Barcode
Barcode is a combinatorics problem from the ICPC Asia Regional in Ho Chi Minh City 2017.
Problem
Here’s the link: https://open.kattis.com/problems/barcode
In this problem, we are asked to compute the number of valid barcodes where each bar is either blue or red and at least one of the following conditions hold.
- No two blue bars can be next to each other.
- The number of blue bars = the number of red bars.
We’re given T test cases, each test case consisting of integers N and M where
1 <= N <= 10^6
1 < M <= 10^7 and M is prime.
For each test case we want to compute the number of valid barcodes for a barcode of length N mod M
Approach
We can approach this problem in cases.
Case 1: No 2 consecutive blue bars
For a barcode of length N, we first count the number of barcodes that have no 2 consecutive blue bars. We call this function F(n). Consider the last bar in the barcode. It can be either red or blue. If it is red, there are F(n - 1) ways to select the rest of the bars. If the last bar is blue, the second to last bar must be red. Otherwise we will have 2 consecutive blue bars. Since, the second to last bar is now fixed, we have F(n - 2) ways to choose the rest of the bars. Therefore,
F(n) = F(n - 1) + F(n - 2)
Case 2: Number of blue bars = Number of red bars
We now count the number of barcodes that have the same number of red and blue bars. We first point out that this can’t be possible if the total number of bars is odd. This a simple combination. We have N spots and we want to choose N / 2 spots to be blue and N / 2 spots to be red. So this total is just
(N choose (N / 2))
Overcount
Notice we overcount barcodes where both case 1 and case 2 apply. Therefore, by the inclusion exclusion principle, we can simply count the number of barcodes that satisfy both cases and subtract it from total.

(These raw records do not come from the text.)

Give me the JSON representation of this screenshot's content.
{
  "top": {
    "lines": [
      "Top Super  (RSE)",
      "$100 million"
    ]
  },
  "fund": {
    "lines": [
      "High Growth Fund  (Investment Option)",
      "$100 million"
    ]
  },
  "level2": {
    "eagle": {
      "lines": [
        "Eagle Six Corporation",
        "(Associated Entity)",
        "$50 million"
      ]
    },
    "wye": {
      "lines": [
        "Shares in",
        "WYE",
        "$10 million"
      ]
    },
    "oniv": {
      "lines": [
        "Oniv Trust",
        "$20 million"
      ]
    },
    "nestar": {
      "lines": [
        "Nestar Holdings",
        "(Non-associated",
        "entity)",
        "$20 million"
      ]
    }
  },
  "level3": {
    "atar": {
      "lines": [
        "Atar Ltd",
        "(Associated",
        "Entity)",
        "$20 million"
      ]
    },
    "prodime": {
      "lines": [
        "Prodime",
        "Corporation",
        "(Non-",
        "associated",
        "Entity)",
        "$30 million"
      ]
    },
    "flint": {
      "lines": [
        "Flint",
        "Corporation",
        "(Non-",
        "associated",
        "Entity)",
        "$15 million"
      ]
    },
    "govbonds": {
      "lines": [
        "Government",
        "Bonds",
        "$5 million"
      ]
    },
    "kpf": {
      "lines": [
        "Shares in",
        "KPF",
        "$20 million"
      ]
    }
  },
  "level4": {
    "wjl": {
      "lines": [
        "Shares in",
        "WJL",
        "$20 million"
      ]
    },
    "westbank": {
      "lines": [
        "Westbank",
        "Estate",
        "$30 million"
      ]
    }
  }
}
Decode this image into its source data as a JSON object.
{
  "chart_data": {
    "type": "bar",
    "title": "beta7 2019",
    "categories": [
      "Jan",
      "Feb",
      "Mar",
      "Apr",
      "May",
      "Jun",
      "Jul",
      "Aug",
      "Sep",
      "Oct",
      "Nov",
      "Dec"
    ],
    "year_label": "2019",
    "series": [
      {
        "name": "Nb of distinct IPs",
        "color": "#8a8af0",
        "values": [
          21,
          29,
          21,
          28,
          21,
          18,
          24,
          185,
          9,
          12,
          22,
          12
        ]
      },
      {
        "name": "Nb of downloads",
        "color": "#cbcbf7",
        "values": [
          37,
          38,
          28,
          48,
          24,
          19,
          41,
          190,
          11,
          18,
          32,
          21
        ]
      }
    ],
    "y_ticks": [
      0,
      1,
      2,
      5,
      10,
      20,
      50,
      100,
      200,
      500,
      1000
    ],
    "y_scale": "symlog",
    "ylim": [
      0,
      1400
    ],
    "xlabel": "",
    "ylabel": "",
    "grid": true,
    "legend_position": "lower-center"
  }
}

This is relatively simple to count. We have N / 2 blue bars and N / 2 red bars. We can take the N / 2 blue bars and put a red bar in between each of them, using up N / 2 - 1 red bars. We have just 1 red bar left. There are N / 2 + 1 places to place that one extra bar (in between any pair of adjacent blue bars or on the edges). Therefore, the overlap of the two cases is:
N / 2 + 1
Coding it Up
Coding up the combination is a little tricky because we are calculating it mod m which means that we cannot do integer division. Therefore, we do modular division by multiplying by the inverse using Fermat’s Little Theorem as follows.
# factorial modulo m
def fact(n, m):
if n == 0:
return 1
return (n * fact(n - 1)) % m
# inverse modulo m
def inverse(n, m):
return pow(n, m - 2, m)
# nCr modulo m
def nCr(a, b, m):
return (fact(a, m) * inverse(fact(b, m)) * inverse(fact(a - b, m))) % m
Turns out this doesn’t work in the case where fact(a, m) is 0 and either fact(b, m) or fact(a - b, m) is 0. In this case we end up with a division of 0 by 0 which is undefined. To fix this we can count the number of times m divides the numerator in the combination and the number of times m divides the denominator in the combination. If these counts are not equal, the answer is 0. Otherwise, we can remove the m multiplicty from our factorials before proceeding with the computation of the combination. Code for this is below:
def modfact(a, n):
x = 1
for i in range(1, a + 1):
while i % n == 0:
i //= n
x = (x * i) % n
return x
def count(num, mod):
total = 0
cur = mod
while num >= cur:
total += num // cur
cur *= mod
return total
def nCr(a, b, n):
if count(a, n) > (count(b, n) + count(a - b, n)):
return 0
fa = modfact(a, n)
fb = modfact(b, n)
fc = modfact(a - b, n)
r = (fa * pow(fb, n - 2, n) * pow(fc, n - 2, n)) % n
return r
From this, we can easily compute the answer using the formula from the approach section.
def solve():
n, m = map(int, input().strip().split())
a, b = 1, 1
for _ in range(n):
a, b = b, (a + b) % m
if n % 2 == 0:
b += nCr(n, n // 2, m)
b -= n // 2 + 1
b %= m
print(b)